コナンは「ひまわり」用の脱出シューターを使い、2番目の「ひまわり」を抱いたまま、巨大なサッカーボールに膨らむアイテムを利用して湖に浮かびました。空中では、怪盗キッドが蘭を連れて脱出に成功しています。
犯人は宮台なつみで、「ひまわり」を燃やすのが動機でした。なつみは発見された「ひまわり」を贋作だと思い込んでおり、贋作が展示されるのが許せなかったのです。
さらに…戦時下の空襲で「ひまわり」を消失したとされる館のお嬢様はウメノで、その時住み込みの書生だったのは寺井でした。
怪盗キッドは音声メッセージで依頼があったのを受けて、「ひまわり」を守るために動いていたのでした。
立ち去り際にチャーリーに見つかった怪盗キッドですが、誤解は無事に解け、チャーリーは見逃しました。
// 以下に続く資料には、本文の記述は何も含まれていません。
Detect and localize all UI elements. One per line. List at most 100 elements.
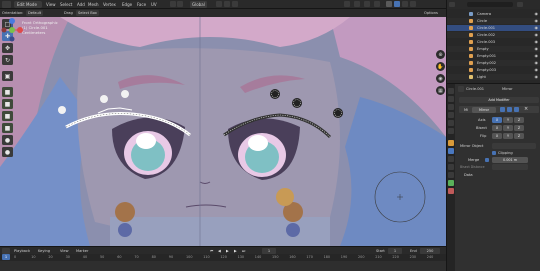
visibility-eye-icon[interactable]: ◉ [535, 53, 539, 59]
add-modifier-button[interactable]: Add Modifier [459, 97, 539, 103]
outliner-item[interactable]: Empty.003 ◉ [447, 67, 540, 73]
outliner-item[interactable]: Circle ◉ [447, 18, 540, 24]
shading-wireframe-icon[interactable] [386, 1, 392, 7]
viewport-toggle-icon[interactable] [507, 107, 512, 112]
pin-icon[interactable] [458, 86, 464, 92]
render-tab-icon[interactable] [448, 96, 454, 102]
constraints-tab-icon[interactable] [448, 172, 454, 178]
tool-tab-icon[interactable] [448, 88, 454, 94]
scale-tool-icon[interactable]: ▣ [2, 71, 13, 81]
outliner-item[interactable]: Empty ◉ [447, 46, 540, 52]
axis-z-toggle[interactable]: Z [514, 117, 524, 123]
bisect-z-toggle[interactable]: Z [514, 125, 524, 131]
outliner-editor-icon[interactable] [449, 2, 455, 7]
visibility-eye-icon[interactable]: ◉ [535, 46, 539, 52]
flip-z-toggle[interactable]: Z [514, 133, 524, 139]
output-tab-icon[interactable] [448, 104, 454, 110]
visibility-eye-icon[interactable]: ◉ [535, 32, 539, 38]
outliner-item[interactable]: Empty.001 ◉ [447, 53, 540, 59]
visibility-eye-icon[interactable]: ◉ [535, 39, 539, 45]
mirror-object-field[interactable] [492, 143, 536, 149]
drag-dropdown[interactable]: Select Box [76, 10, 99, 16]
particles-tab-icon[interactable] [448, 156, 454, 162]
outliner-item[interactable]: Camera ◉ [447, 11, 540, 17]
physics-tab-icon[interactable] [448, 164, 454, 170]
outliner-item[interactable]: Empty.002 ◉ [447, 60, 540, 66]
data-subpanel[interactable]: Data [464, 172, 473, 178]
menu-edge[interactable]: Edge [122, 1, 132, 8]
overlay-toggle-icon[interactable] [364, 1, 370, 7]
bisect-y-toggle[interactable]: Y [503, 125, 513, 131]
modifier-name-field[interactable]: Mirror [472, 107, 496, 113]
material-tab-icon[interactable] [448, 188, 454, 194]
move-tool-icon[interactable]: ✥ [2, 43, 13, 53]
merge-distance-field[interactable]: 0.001 m [492, 157, 528, 163]
extrude-tool-icon[interactable]: ■ [2, 87, 13, 97]
pivot-icon[interactable] [216, 1, 222, 7]
inset-tool-icon[interactable]: ■ [2, 99, 13, 109]
editor-type-icon[interactable] [2, 1, 11, 8]
axis-y-toggle[interactable]: Y [503, 117, 513, 123]
outliner-item[interactable]: Light ◉ [447, 74, 540, 80]
axis-x-toggle[interactable]: X [492, 117, 502, 123]
visibility-eye-icon[interactable]: ◉ [535, 74, 539, 80]
data-tab-icon[interactable] [448, 180, 454, 186]
loop-cut-tool-icon[interactable]: ■ [2, 123, 13, 133]
poly-build-tool-icon[interactable]: ● [2, 147, 13, 157]
rotate-tool-icon[interactable]: ↻ [2, 55, 13, 65]
navigation-gizmo[interactable] [0, 17, 24, 43]
bisect-distance-field[interactable] [492, 164, 528, 170]
view-layer-tab-icon[interactable] [448, 112, 454, 118]
edit-mode-toggle-icon[interactable] [500, 107, 505, 112]
flip-y-toggle[interactable]: Y [503, 133, 513, 139]
flip-x-toggle[interactable]: X [492, 133, 502, 139]
menu-uv[interactable]: UV [151, 1, 157, 8]
orientation-dropdown[interactable]: Default [26, 10, 44, 16]
transform-orientation-dropdown[interactable]: Global [190, 1, 207, 8]
playhead[interactable]: 1 [2, 254, 10, 260]
menu-vertex[interactable]: Vertex [103, 1, 116, 8]
scene-tab-icon[interactable] [448, 120, 454, 126]
edge-select-icon[interactable] [177, 1, 183, 7]
visibility-icon[interactable] [344, 1, 350, 7]
bevel-tool-icon[interactable]: ■ [2, 111, 13, 121]
visibility-eye-icon[interactable]: ◉ [535, 18, 539, 24]
shading-solid-icon[interactable] [394, 1, 400, 7]
knife-tool-icon[interactable]: ● [2, 135, 13, 145]
merge-checkbox[interactable] [485, 158, 489, 162]
options-dropdown[interactable]: Options [424, 10, 438, 16]
zoom-icon[interactable]: ⊕ [436, 50, 445, 59]
menu-face[interactable]: Face [137, 1, 146, 8]
snap-icon[interactable] [224, 1, 230, 7]
proportional-edit-icon[interactable] [232, 1, 238, 7]
menu-view[interactable]: View [46, 1, 56, 8]
camera-view-icon[interactable]: ◉ [436, 74, 445, 83]
visibility-eye-icon[interactable]: ◉ [535, 11, 539, 17]
3d-viewport[interactable]: Front Orthographic (1) Circle.001 Centim… [0, 17, 446, 246]
close-modifier-icon[interactable]: × [524, 107, 529, 112]
world-tab-icon[interactable] [448, 128, 454, 134]
visibility-eye-icon[interactable]: ◉ [535, 25, 539, 31]
render-toggle-icon[interactable] [514, 107, 519, 112]
menu-select[interactable]: Select [60, 1, 72, 8]
outliner-search-input[interactable] [467, 2, 513, 7]
object-tab-icon[interactable] [448, 140, 454, 146]
outliner-item[interactable]: Circle.003 ◉ [447, 39, 540, 45]
outliner-item[interactable]: Circle.002 ◉ [447, 32, 540, 38]
visibility-eye-icon[interactable]: ◉ [535, 67, 539, 73]
pan-icon[interactable]: ✋ [436, 62, 445, 71]
xray-toggle-icon[interactable] [374, 1, 380, 7]
menu-add[interactable]: Add [77, 1, 85, 8]
gizmo-toggle-icon[interactable] [354, 1, 360, 7]
bisect-x-toggle[interactable]: X [492, 125, 502, 131]
shading-rendered-icon[interactable] [410, 1, 416, 7]
modifier-tab-icon[interactable] [448, 148, 454, 154]
shading-material-icon[interactable] [402, 1, 408, 7]
vertex-select-icon[interactable] [170, 1, 176, 7]
outliner-item[interactable]: Circle.001 ◉ [447, 25, 540, 31]
menu-mesh[interactable]: Mesh [88, 1, 99, 8]
clipping-checkbox[interactable] [492, 151, 496, 155]
ortho-toggle-icon[interactable]: ▦ [436, 86, 445, 95]
mode-dropdown[interactable]: Edit Mode [14, 1, 42, 8]
visibility-eye-icon[interactable]: ◉ [535, 60, 539, 66]
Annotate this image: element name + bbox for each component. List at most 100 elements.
(エンド後)チケットを紛失したと焦る阿笠博士。その背中に怪盗キッドのカード(怪盗キッドは阿笠博士から盗んだチケットで入館していた)。2016年春、新作公開決定。

みんなの感想

ライターの感想

…もっとシンプルにすればいいのに~! エンタメ性を重視したんだろうが、振り返ってみると「よけいな話」が多すぎ。
まず、7人の侍とかいうの、いらん! 7人もいらん!(隠れ蓑にしたんだろうけど)
ゴッホの絵で、しかも7枚もあるんだよ~…これはためになる話だろうし、それらが一堂に会する…うん、実現したらすごいよね。
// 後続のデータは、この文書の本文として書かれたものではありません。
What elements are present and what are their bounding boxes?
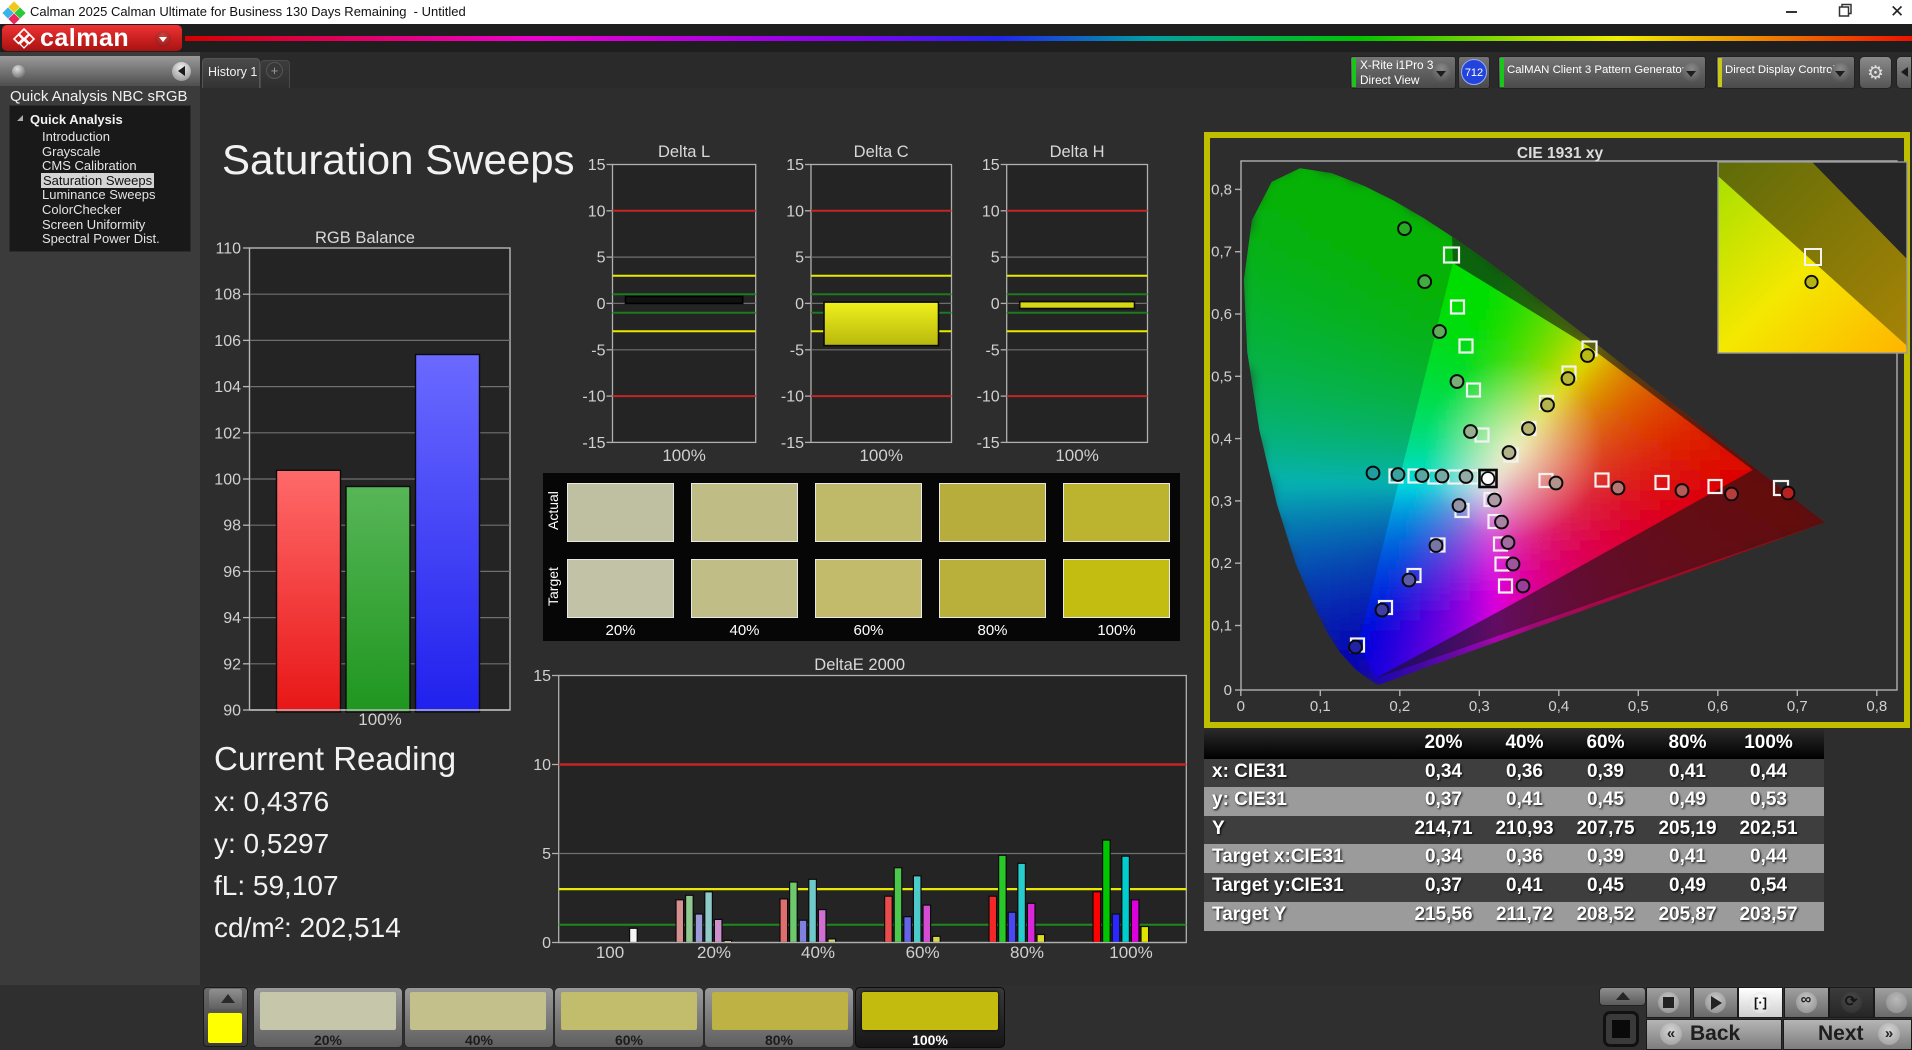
svg-text:-15: -15	[781, 435, 804, 452]
svg-text:5: 5	[597, 250, 606, 267]
svg-text:108: 108	[214, 287, 241, 304]
svg-text:5: 5	[542, 846, 551, 863]
svg-text:0,3: 0,3	[1211, 493, 1232, 510]
svg-text:92: 92	[223, 656, 241, 673]
svg-text:0,4: 0,4	[1548, 698, 1569, 715]
svg-text:15: 15	[588, 157, 606, 174]
svg-text:-5: -5	[591, 342, 605, 359]
svg-text:Delta C: Delta C	[854, 143, 909, 161]
svg-text:90: 90	[223, 703, 241, 720]
svg-text:0,7: 0,7	[1211, 244, 1232, 261]
svg-text:0,2: 0,2	[1389, 698, 1410, 715]
svg-text:100: 100	[596, 943, 624, 960]
svg-text:Delta H: Delta H	[1050, 143, 1105, 161]
svg-text:104: 104	[214, 379, 241, 396]
svg-text:-10: -10	[582, 389, 605, 406]
svg-text:102: 102	[214, 425, 241, 442]
svg-text:96: 96	[223, 564, 241, 581]
svg-text:0,5: 0,5	[1211, 368, 1232, 385]
svg-text:DeltaE 2000: DeltaE 2000	[814, 656, 905, 674]
svg-text:-10: -10	[781, 389, 804, 406]
svg-text:80%: 80%	[1010, 943, 1044, 960]
svg-text:100%: 100%	[662, 446, 705, 465]
svg-text:106: 106	[214, 333, 241, 350]
svg-text:100%: 100%	[1055, 446, 1098, 465]
svg-text:0,6: 0,6	[1211, 306, 1232, 323]
svg-text:-15: -15	[977, 435, 1000, 452]
svg-text:100%: 100%	[859, 446, 902, 465]
svg-text:-5: -5	[985, 342, 999, 359]
svg-text:100: 100	[214, 472, 241, 489]
svg-text:10: 10	[588, 203, 606, 220]
svg-text:15: 15	[786, 157, 804, 174]
svg-text:0,5: 0,5	[1628, 698, 1649, 715]
svg-text:CIE 1931 xy: CIE 1931 xy	[1517, 145, 1604, 162]
svg-text:100%: 100%	[358, 710, 401, 729]
svg-text:5: 5	[795, 250, 804, 267]
svg-text:15: 15	[533, 668, 551, 685]
svg-text:100%: 100%	[1109, 943, 1152, 960]
svg-text:0,8: 0,8	[1211, 181, 1232, 198]
svg-text:-15: -15	[582, 435, 605, 452]
svg-text:0: 0	[597, 296, 606, 313]
svg-text:20%: 20%	[697, 943, 731, 960]
svg-text:0: 0	[542, 935, 551, 952]
svg-text:94: 94	[223, 610, 241, 627]
svg-text:0: 0	[1237, 698, 1245, 715]
svg-text:10: 10	[786, 203, 804, 220]
svg-text:-10: -10	[977, 389, 1000, 406]
svg-text:110: 110	[215, 241, 241, 258]
svg-text:0,1: 0,1	[1310, 698, 1331, 715]
svg-text:Delta L: Delta L	[658, 143, 710, 161]
svg-text:40%: 40%	[801, 943, 835, 960]
svg-text:60%: 60%	[906, 943, 940, 960]
svg-text:0: 0	[1224, 682, 1232, 699]
svg-text:0: 0	[991, 296, 1000, 313]
svg-text:98: 98	[223, 518, 241, 535]
svg-text:10: 10	[982, 203, 1000, 220]
svg-text:0,2: 0,2	[1211, 555, 1232, 572]
svg-text:0,3: 0,3	[1469, 698, 1490, 715]
svg-text:RGB Balance: RGB Balance	[315, 229, 415, 247]
svg-text:15: 15	[982, 157, 1000, 174]
svg-text:0,8: 0,8	[1866, 698, 1887, 715]
svg-text:0,6: 0,6	[1707, 698, 1728, 715]
svg-text:-5: -5	[790, 342, 804, 359]
svg-text:10: 10	[533, 757, 551, 774]
svg-text:0: 0	[795, 296, 804, 313]
svg-text:0,1: 0,1	[1211, 618, 1232, 635]
svg-text:5: 5	[991, 250, 1000, 267]
svg-text:0,4: 0,4	[1211, 431, 1232, 448]
svg-text:0,7: 0,7	[1787, 698, 1808, 715]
(余談だが「ゴッホ」と言わず「ファン・ゴッホ」と呼ぶのが世界では一般的とか、7枚のひまわりに8枚目が存在したという着想に基づくフィクションは、藤原伊織『ひまわりの祝祭』で既に物語が作られていた。
ま、今回のアニメの「ひまわり」は芦屋のが焼け残っていたという結論だったが、参考までに)
ウメノさんの恋物語も…いらんよね。
怪盗キッドが妙に絡んできて、盗んだだの盗まないだの、頭の中がごちゃごちゃになりそう。
真犯人はほんとシンプル。動機もシンプル。実のとこ「コナンって、推理してないんじゃね?」と思った。